Friday, January 06, 2006

Internet One and Internet Ten

We’re at a watershed between today’s US broadband performance, and what’s about to be delivered. Since it’s roughly an order of magnitude difference, I use the terms Internet One and Internet Ten.

Internet One
  • Throughput: a few Mbps

  • Download/upload volume: a few GB/month

  • Latency: no guarantees
Internet Ten
  • Throughput: tens of Mbps

  • Download/upload volume: tens of GB/month

  • Latency: tenth of a second or better

Internet One is fine for today’s services; web pages load quickly, and few web users download more 3 GB of files per month. However, once video comes into play you need Internet Ten: 4-6 Mbps throughput for HDTV quality video, and/or tens of GB/month to download movies. The quantitative change in network performance leads to a qualitative change in user experience and business models.

  • Usenet file sharing: Internet One. Bittorrent: Internet Ten.

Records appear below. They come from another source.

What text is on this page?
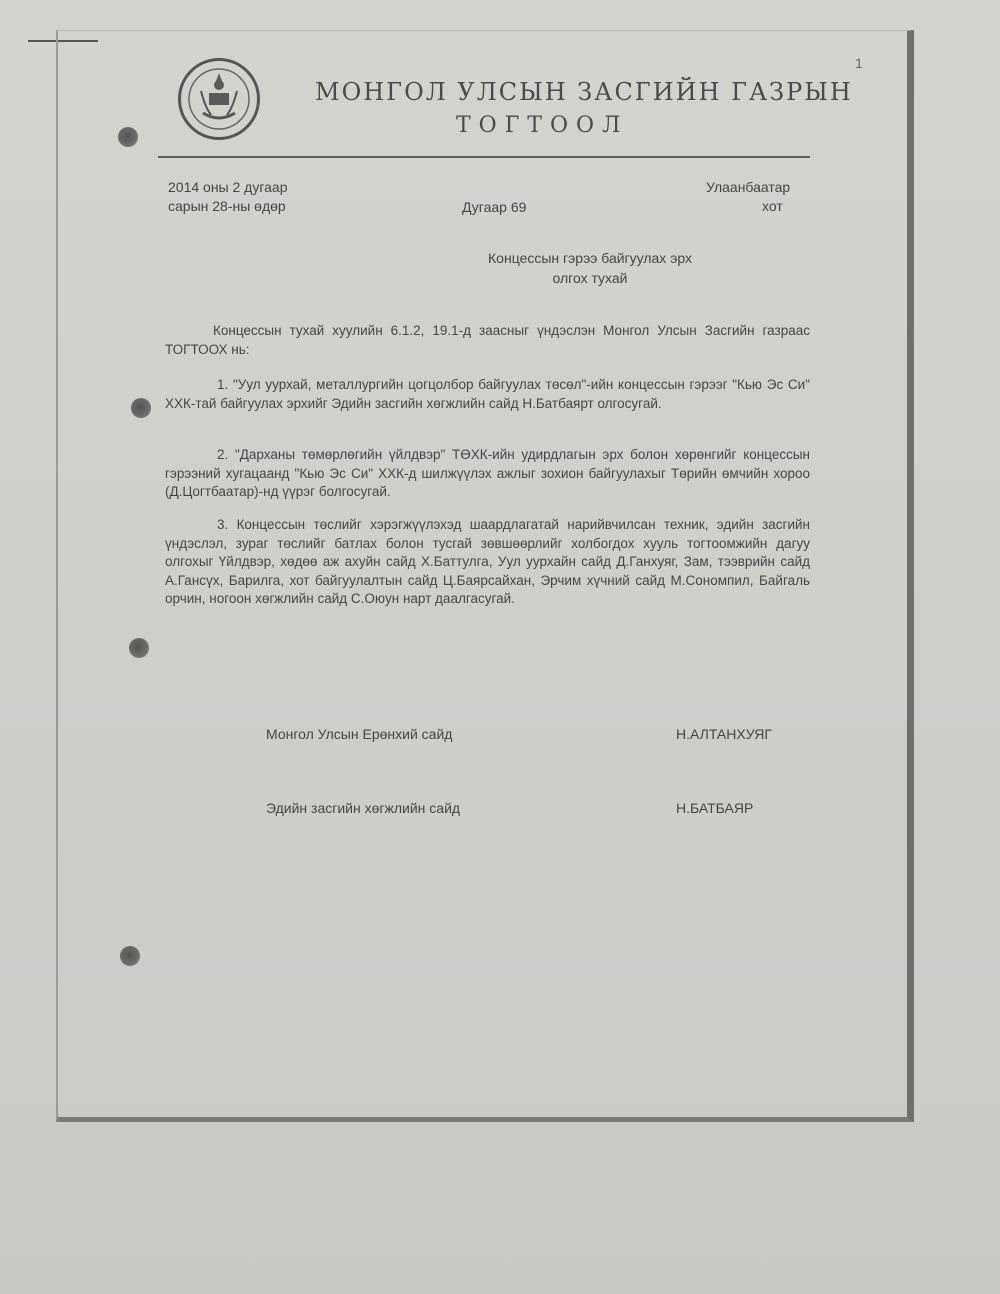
1
МОНГОЛ УЛСЫН ЗАСГИЙН ГАЗРЫН
ТОГТООЛ
2014 оны 2 дугаар
сарын 28-ны өдөр	Дугаар 69
Улаанбаатар
хот
Концессын гэрээ байгуулах эрх
олгох тухай
Концессын тухай хуулийн 6.1.2, 19.1-д заасныг үндэслэн Монгол Улсын Засгийн газраас ТОГТООХ нь:
1. "Уул уурхай, металлургийн цогцолбор байгуулах төсөл"-ийн концессын гэрээг "Кью Эс Си" ХХК-тай байгуулах эрхийг Эдийн засгийн хөгжлийн сайд Н.Батбаярт олгосугай.
2. "Дарханы төмөрлөгийн үйлдвэр" ТӨХК-ийн удирдлагын эрх болон хөрөнгийг концессын гэрээний хугацаанд "Кью Эс Си" ХХК-д шилжүүлэх ажлыг зохион байгуулахыг Төрийн өмчийн хороо (Д.Цогтбаатар)-нд үүрэг болгосугай.
3. Концессын төслийг хэрэгжүүлэхэд шаардлагатай нарийвчилсан техник, эдийн засгийн үндэслэл, зураг төслийг батлах болон тусгай зөвшөөрлийг холбогдох хууль тогтоомжийн дагуу олгохыг Үйлдвэр, хөдөө аж ахуйн сайд Х.Баттулга, Уул уурхайн сайд Д.Ганхуяг, Зам, тээврийн сайд А.Гансүх, Барилга, хот байгуулалтын сайд Ц.Баярсайхан, Эрчим хүчний сайд М.Сономпил, Байгаль орчин, ногоон хөгжлийн сайд С.Оюун нарт даалгасугай.
Монгол Улсын Ерөнхий сайд	Н.АЛТАНХУЯГ
Эдийн засгийн хөгжлийн сайд	Н.БАТБАЯР
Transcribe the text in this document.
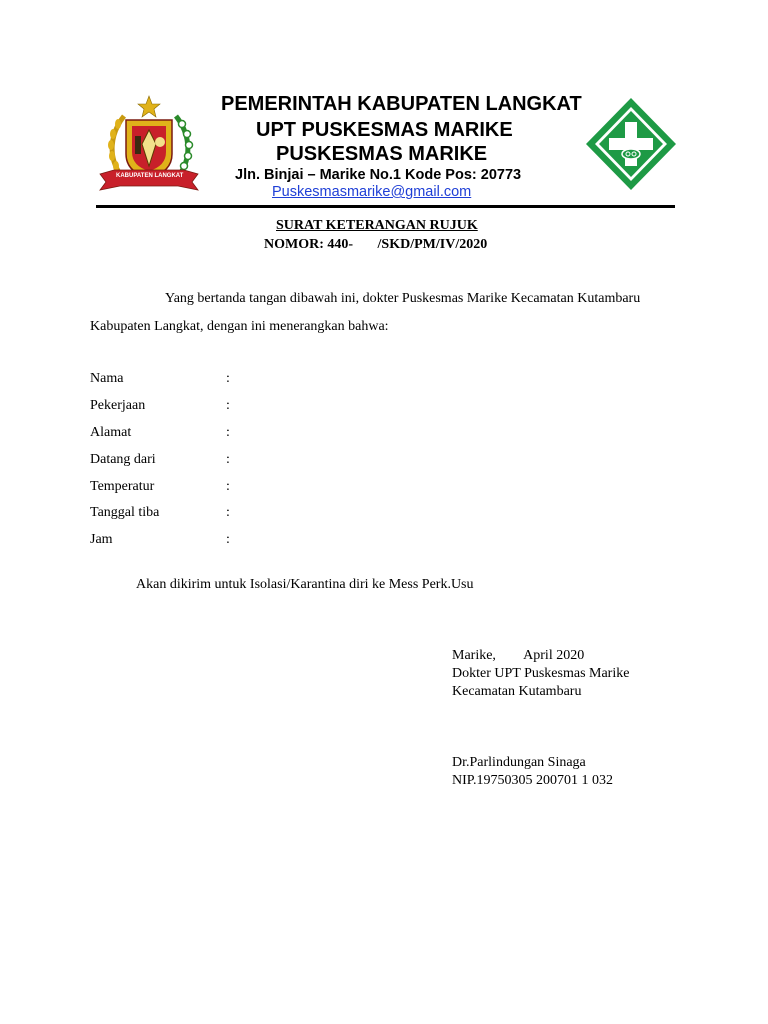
KABUPATEN LANGKAT
PEMERINTAH KABUPATEN LANGKAT
UPT PUSKESMAS MARIKE
PUSKESMAS MARIKE
Jln. Binjai – Marike No.1 Kode Pos: 20773
Puskesmasmarike@gmail.com
SURAT KETERANGAN RUJUK
NOMOR: 440-       /SKD/PM/IV/2020
Yang bertanda tangan dibawah ini, dokter Puskesmas Marike Kecamatan Kutambaru
Kabupaten Langkat, dengan ini menerangkan bahwa:
Nama	:
Pekerjaan	:
Alamat	:
Datang dari	:
Temperatur	:
Tanggal tiba	:
Jam	:
Akan dikirim untuk Isolasi/Karantina diri ke Mess Perk.Usu
Marike,        April 2020
Dokter UPT Puskesmas Marike
Kecamatan Kutambaru
Dr.Parlindungan Sinaga
NIP.19750305 200701 1 032
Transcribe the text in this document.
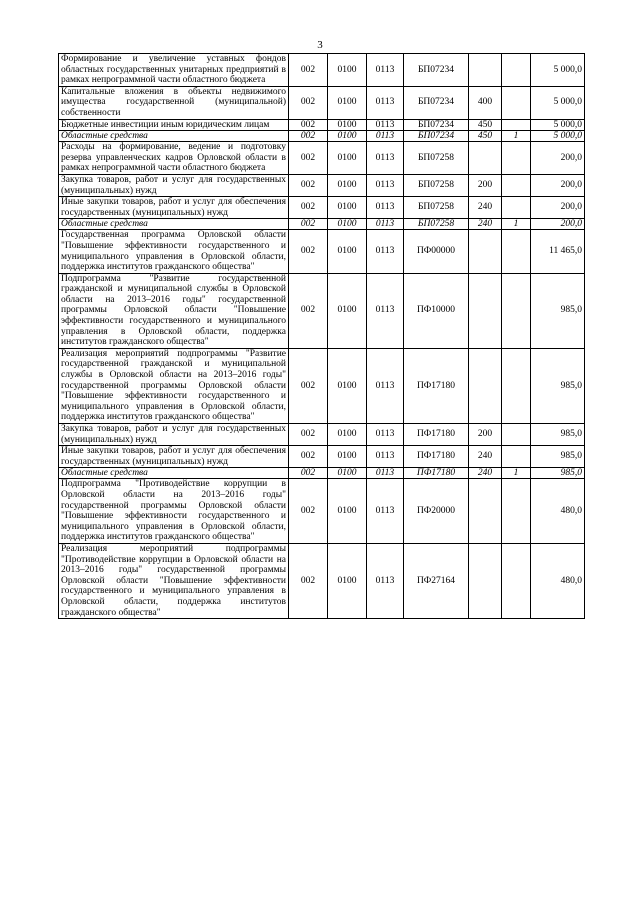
3
Формирование и увеличение уставных фондов областных государственных унитарных предприятий в рамках непрограммной части областного бюджета	002	0100	0113	БП07234			5 000,0
Капитальные вложения в объекты недвижимого имущества государственной (муниципальной) собственности	002	0100	0113	БП07234	400		5 000,0
Бюджетные инвестиции иным юридическим лицам	002	0100	0113	БП07234	450		5 000,0
Областные средства	002	0100	0113	БП07234	450	1	5 000,0
Расходы на формирование, ведение и подготовку резерва управленческих кадров Орловской области в рамках непрограммной части областного бюджета	002	0100	0113	БП07258			200,0
Закупка товаров, работ и услуг для государственных (муниципальных) нужд	002	0100	0113	БП07258	200		200,0
Иные закупки товаров, работ и услуг для обеспечения государственных (муниципальных) нужд	002	0100	0113	БП07258	240		200,0
Областные средства	002	0100	0113	БП07258	240	1	200,0
Государственная программа Орловской области "Повышение эффективности государственного и муниципального управления в Орловской области, поддержка институтов гражданского общества"	002	0100	0113	ПФ00000			11 465,0
Подпрограмма "Развитие государственной гражданской и муниципальной службы в Орловской области на 2013–2016 годы" государственной программы Орловской области "Повышение эффективности государственного и муниципального управления в Орловской области, поддержка институтов гражданского общества"	002	0100	0113	ПФ10000			985,0
Реализация мероприятий подпрограммы "Развитие государственной гражданской и муниципальной службы в Орловской области на 2013–2016 годы" государственной программы Орловской области "Повышение эффективности государственного и муниципального управления в Орловской области, поддержка институтов гражданского общества"	002	0100	0113	ПФ17180			985,0
Закупка товаров, работ и услуг для государственных (муниципальных) нужд	002	0100	0113	ПФ17180	200		985,0
Иные закупки товаров, работ и услуг для обеспечения государственных (муниципальных) нужд	002	0100	0113	ПФ17180	240		985,0
Областные средства	002	0100	0113	ПФ17180	240	1	985,0
Подпрограмма "Противодействие коррупции в Орловской области на 2013–2016 годы" государственной программы Орловской области "Повышение эффективности государственного и муниципального управления в Орловской области, поддержка институтов гражданского общества"	002	0100	0113	ПФ20000			480,0
Реализация мероприятий подпрограммы "Противодействие коррупции в Орловской области на 2013–2016 годы" государственной программы Орловской области "Повышение эффективности государственного и муниципального управления в Орловской области, поддержка институтов гражданского общества"	002	0100	0113	ПФ27164			480,0
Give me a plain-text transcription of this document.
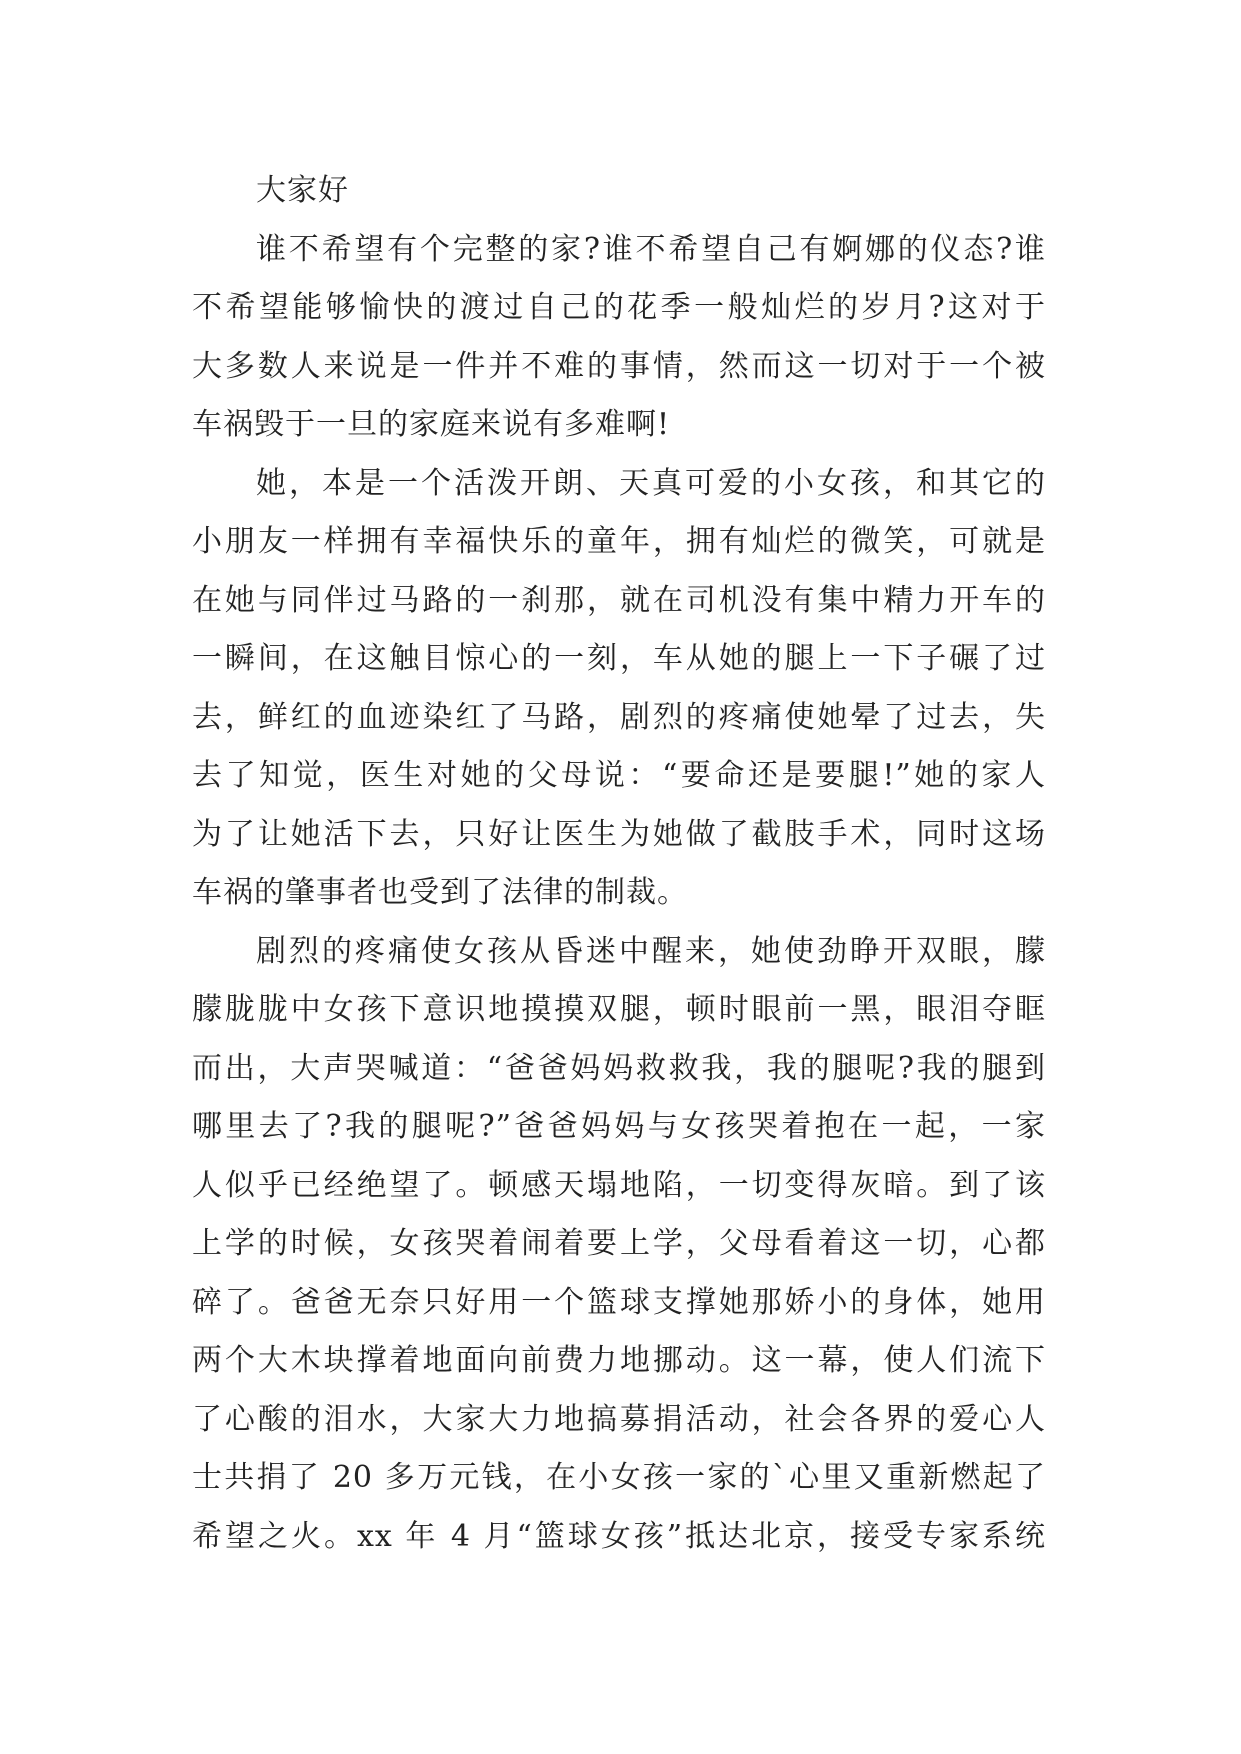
大家好
谁不希望有个完整的家?谁不希望自己有婀娜的仪态?谁
不希望能够愉快的渡过自己的花季一般灿烂的岁月?这对于
大多数人来说是一件并不难的事情，然而这一切对于一个被
车祸毁于一旦的家庭来说有多难啊!
她，本是一个活泼开朗、天真可爱的小女孩，和其它的
小朋友一样拥有幸福快乐的童年，拥有灿烂的微笑，可就是
在她与同伴过马路的一刹那，就在司机没有集中精力开车的
一瞬间，在这触目惊心的一刻，车从她的腿上一下子碾了过
去，鲜红的血迹染红了马路，剧烈的疼痛使她晕了过去，失
去了知觉，医生对她的父母说：“要命还是要腿!”她的家人
为了让她活下去，只好让医生为她做了截肢手术，同时这场
车祸的肇事者也受到了法律的制裁。
剧烈的疼痛使女孩从昏迷中醒来，她使劲睁开双眼，朦
朦胧胧中女孩下意识地摸摸双腿，顿时眼前一黑，眼泪夺眶
而出，大声哭喊道：“爸爸妈妈救救我，我的腿呢?我的腿到
哪里去了?我的腿呢?”爸爸妈妈与女孩哭着抱在一起，一家
人似乎已经绝望了。顿感天塌地陷，一切变得灰暗。到了该
上学的时候，女孩哭着闹着要上学，父母看着这一切，心都
碎了。爸爸无奈只好用一个篮球支撑她那娇小的身体，她用
两个大木块撑着地面向前费力地挪动。这一幕，使人们流下
了心酸的泪水，大家大力地搞募捐活动，社会各界的爱心人
士共捐了 20 多万元钱，在小女孩一家的`心里又重新燃起了
希望之火。xx 年 4 月“篮球女孩”抵达北京，接受专家系统
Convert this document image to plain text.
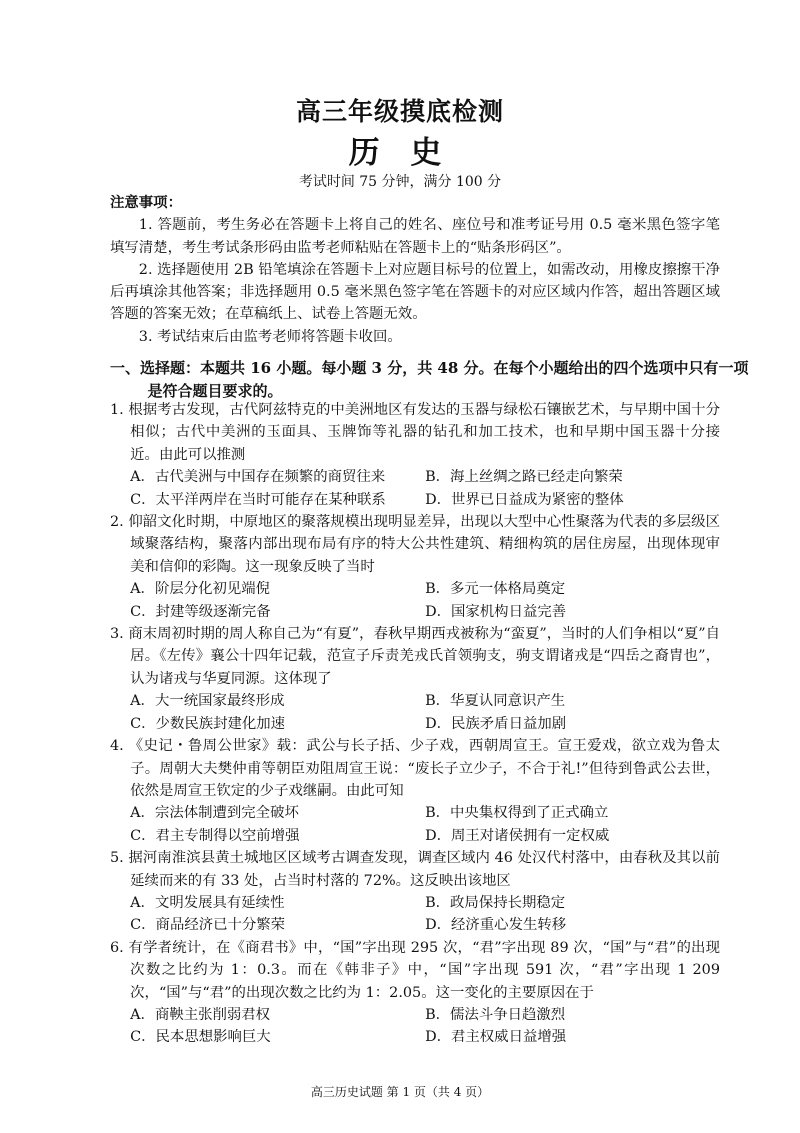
高三年级摸底检测
历 史
考试时间 75 分钟，满分 100 分
注意事项：
1. 答题前，考生务必在答题卡上将自己的姓名、座位号和准考证号用 0.5 毫米黑色签字笔填写清楚，考生考试条形码由监考老师粘贴在答题卡上的“贴条形码区”。
2. 选择题使用 2B 铅笔填涂在答题卡上对应题目标号的位置上，如需改动，用橡皮擦擦干净后再填涂其他答案；非选择题用 0.5 毫米黑色签字笔在答题卡的对应区域内作答，超出答题区域答题的答案无效；在草稿纸上、试卷上答题无效。
3. 考试结束后由监考老师将答题卡收回。
一、选择题：本题共 16 小题。每小题 3 分，共 48 分。在每个小题给出的四个选项中只有一项是符合题目要求的。
1. 根据考古发现，古代阿兹特克的中美洲地区有发达的玉器与绿松石镶嵌艺术，与早期中国十分相似；古代中美洲的玉面具、玉牌饰等礼器的钻孔和加工技术，也和早期中国玉器十分接近。由此可以推测
A．古代美洲与中国存在频繁的商贸往来	B．海上丝绸之路已经走向繁荣
C．太平洋两岸在当时可能存在某种联系	D．世界已日益成为紧密的整体
2. 仰韶文化时期，中原地区的聚落规模出现明显差异，出现以大型中心性聚落为代表的多层级区域聚落结构，聚落内部出现布局有序的特大公共性建筑、精细构筑的居住房屋，出现体现审美和信仰的彩陶。这一现象反映了当时
A．阶层分化初见端倪	B．多元一体格局奠定
C．封建等级逐渐完备	D．国家机构日益完善
3. 商末周初时期的周人称自己为“有夏”，春秋早期西戎被称为“蛮夏”，当时的人们争相以“夏”自居。《左传》襄公十四年记载，范宣子斥责羌戎氏首领驹支，驹支谓诸戎是“四岳之裔胄也”，认为诸戎与华夏同源。这体现了
A．大一统国家最终形成	B．华夏认同意识产生
C．少数民族封建化加速	D．民族矛盾日益加剧
4. 《史记・鲁周公世家》载：武公与长子括、少子戏，西朝周宣王。宣王爱戏，欲立戏为鲁太子。周朝大夫樊仲甫等朝臣劝阻周宣王说：“废长子立少子，不合于礼!”但待到鲁武公去世，依然是周宣王钦定的少子戏继嗣。由此可知
A．宗法体制遭到完全破坏	B．中央集权得到了正式确立
C．君主专制得以空前增强	D．周王对诸侯拥有一定权威
5. 据河南淮滨县黄土城地区区域考古调查发现，调查区域内 46 处汉代村落中，由春秋及其以前延续而来的有 33 处，占当时村落的 72%。这反映出该地区
A．文明发展具有延续性	B．政局保持长期稳定
C．商品经济已十分繁荣	D．经济重心发生转移
6. 有学者统计，在《商君书》中，“国”字出现 295 次，“君”字出现 89 次，“国”与“君”的出现次数之比约为 1：0.3。而在《韩非子》中，“国”字出现 591 次，“君”字出现 1 209 次，“国”与“君”的出现次数之比约为 1：2.05。这一变化的主要原因在于
A．商鞅主张削弱君权	B．儒法斗争日趋激烈
C．民本思想影响巨大	D．君主权威日益增强
高三历史试题 第 1 页（共 4 页）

  • Google Search: Internet One. Google Video: Internet Ten.

  • thumbnail videos: Internet One. TV from your phone company: Internet Ten

Wired networks will always be an order of magnitude (or more) faster than wireless ones. However, it’s significant that we’re at the point where cellular companies are moving from Internet Zero (100 kbps) to Internet One speeds on a per-customer basis. (While Wi-Fi and 3G offers Internet Ten throughput from every bases station, the per-customer performance is still Internet One.) Customers who are satisfied with Internet One applications will have a choice of many competing providers; those who need Internet Ten will still face a cableco/telco duopoly.